We have been blessed also to both support and receive support from the tenants and renters of our church buildings. The rectory has continued to be rented out on a month by month basis until the time we need it for a new priest. The ability of our daycare tenant to both pay rent and access subsidies of their own from the federal government has meant the continuing income from that source. However, income has dropped from our other tenants, one of which has only returned on a partial basis. We continue to work with them to make a full safe return possible. This month, parish council will be considering the approval of the safety plans from community groups who are wanting to return.
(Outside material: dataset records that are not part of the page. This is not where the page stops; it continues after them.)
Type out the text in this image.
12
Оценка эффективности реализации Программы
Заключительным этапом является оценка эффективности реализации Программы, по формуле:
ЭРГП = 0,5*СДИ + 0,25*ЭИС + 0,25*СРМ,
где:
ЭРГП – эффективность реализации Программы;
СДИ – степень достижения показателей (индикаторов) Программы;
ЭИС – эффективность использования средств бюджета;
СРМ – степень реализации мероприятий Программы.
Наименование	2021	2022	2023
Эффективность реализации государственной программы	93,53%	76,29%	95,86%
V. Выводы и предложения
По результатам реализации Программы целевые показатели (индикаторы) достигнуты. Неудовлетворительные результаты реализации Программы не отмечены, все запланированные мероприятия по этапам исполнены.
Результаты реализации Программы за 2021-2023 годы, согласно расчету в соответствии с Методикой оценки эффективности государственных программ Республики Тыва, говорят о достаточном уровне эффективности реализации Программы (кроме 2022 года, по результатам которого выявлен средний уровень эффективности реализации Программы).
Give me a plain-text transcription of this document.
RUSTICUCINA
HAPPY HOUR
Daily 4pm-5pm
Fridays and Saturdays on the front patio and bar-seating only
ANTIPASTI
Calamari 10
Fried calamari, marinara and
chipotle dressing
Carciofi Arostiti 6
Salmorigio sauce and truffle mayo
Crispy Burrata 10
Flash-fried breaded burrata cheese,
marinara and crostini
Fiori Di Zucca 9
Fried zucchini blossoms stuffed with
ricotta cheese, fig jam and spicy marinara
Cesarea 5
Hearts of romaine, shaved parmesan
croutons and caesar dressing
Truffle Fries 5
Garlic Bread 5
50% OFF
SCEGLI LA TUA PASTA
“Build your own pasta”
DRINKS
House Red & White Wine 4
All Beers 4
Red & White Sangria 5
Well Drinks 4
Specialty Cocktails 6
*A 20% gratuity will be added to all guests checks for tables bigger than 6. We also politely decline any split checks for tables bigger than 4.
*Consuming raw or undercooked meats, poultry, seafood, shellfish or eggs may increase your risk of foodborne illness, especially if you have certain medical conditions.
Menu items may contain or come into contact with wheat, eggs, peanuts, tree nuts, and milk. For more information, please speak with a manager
Going forward, there is a firm commitment to give priority to community groups that emphasize physical, mental, and spiritual wellness in building up programs to support the wider neighbourhood.
We draw faith, love and hope from still another source. The generosity of past members of St. Martin’s has resulted in moneys which are stewarded within the diocesan Consolidated Trust Funds in the parish’s name. The income that is generated from these is available to be used when needed. In this way, even the funds that have restricted capital help to sustain parish ministries. Amazingly, this year we have not drawn down the amount that we had expected to from our generated income. Because of all the examples of generosity given through parishioners, Church, State, affiliated groups, and benefactors, we have weathered this time of financial instability. We have been given this time to plan forward because of the gifts of the many.
We are sustained by so many through treasure, but also through the countless hours in work and in prayer. Their time and talent are indicators of both the love of people for each other and the firm hope that something new is emerging with God’s help. I am asking of each of you for your help in engaging in the survey to come and in the discussion of its findings as we move into this new time. May we then extend the conversation outwards into the neighbourhood.
So we begin to plan forward. We do not want to lag in the process of discernment, even if we cannot see what 2021 may bring in the affairs of the world. The challenge is to imagine what we will need in the next couple of years. It is easy, like the Apostle Paul warned, to be fearful of a “wrath that is coming”, whether we view it as a second wave of the pandemic, political change, environmental crisis, or economic woes. But we are reassured that we are to keep on imitating Christ. In doing so, we will find his Spirit touching us. God has a future for us, and with faith, love, and hope, we will see it come with power. Amen.